For the first time, low-carbohydrate and high-fat diet was found to be more effective in patients with lipedema compared to low-glycemic index diet. The limbs body fat reduction induced by a low-carbohydrate diet may be key in alleviating symptoms of the disease and improving patients’ quality of life. The results of this study may be crucial in implementing nutritional management in lipedema patients.

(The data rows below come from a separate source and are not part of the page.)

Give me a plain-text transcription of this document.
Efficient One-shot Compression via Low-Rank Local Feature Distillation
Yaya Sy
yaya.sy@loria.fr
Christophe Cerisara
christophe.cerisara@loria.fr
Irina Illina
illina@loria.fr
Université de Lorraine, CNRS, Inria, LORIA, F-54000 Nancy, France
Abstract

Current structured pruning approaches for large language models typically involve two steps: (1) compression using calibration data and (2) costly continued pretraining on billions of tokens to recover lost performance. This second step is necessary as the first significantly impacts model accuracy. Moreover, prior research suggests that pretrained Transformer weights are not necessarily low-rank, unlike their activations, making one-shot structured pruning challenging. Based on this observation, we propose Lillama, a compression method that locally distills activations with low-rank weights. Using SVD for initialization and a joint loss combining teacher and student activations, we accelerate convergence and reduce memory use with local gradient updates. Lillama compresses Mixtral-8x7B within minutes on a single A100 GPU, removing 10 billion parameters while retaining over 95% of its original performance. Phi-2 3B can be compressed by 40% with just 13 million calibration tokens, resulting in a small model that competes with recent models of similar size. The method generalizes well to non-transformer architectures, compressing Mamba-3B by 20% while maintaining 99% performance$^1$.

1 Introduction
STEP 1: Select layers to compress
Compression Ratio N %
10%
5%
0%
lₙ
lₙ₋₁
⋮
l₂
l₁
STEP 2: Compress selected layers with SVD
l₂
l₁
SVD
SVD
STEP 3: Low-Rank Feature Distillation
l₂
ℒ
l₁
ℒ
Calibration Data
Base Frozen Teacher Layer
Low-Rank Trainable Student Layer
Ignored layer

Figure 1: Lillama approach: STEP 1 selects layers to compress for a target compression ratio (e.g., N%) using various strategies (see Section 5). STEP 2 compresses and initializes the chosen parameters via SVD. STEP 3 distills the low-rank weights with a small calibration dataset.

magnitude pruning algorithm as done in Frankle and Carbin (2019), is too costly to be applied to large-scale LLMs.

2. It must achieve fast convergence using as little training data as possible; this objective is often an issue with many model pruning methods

Diet effectiveness at body weight and body fat reduction depends on caloric restrictions but also on proportion of individual macronutrients.45 Nutritional management resulting in a long-term effect among lipedema patients to prevent the yo-yo effect is essential.18 A meta-analysis by Bueno et al46 found that low-carbohydrate diets (<50 g per day) are effective in weight reduction in long term (12 and 24 months). It would be reasonable to conduct a long-term efficacy of LCHF diet evaluation in lipedema patients. A pain scale before and after dietary intervention would be an added advantage. This study was also limited by lack of a control group including female patients without lipedema, so that effectiveness of the diet could be compared across different groups of individuals.

Conclusion

The LCHF diet was more effective than MFMC in body weight, body fat and lower limb circumferences reduction in patients with lipedema in this study.

Acknowledgments

The authors thank Andrzej Szuba and Angelika Chachaj from Department of Angiology, Hypertension & Diabetology, for referee of the patients to the Department of Dietetics, Faculty of Pharmacy (Wroclaw Medical University). The authors thank Monika Sowicz and Agnieszka Adaszyńska from Department of Angiology, Hypertension & Diabetology, for cooperation, including taking and sharing photos of patients with lipedema.

Disclosure

The authors report no conflicts of interest in this work.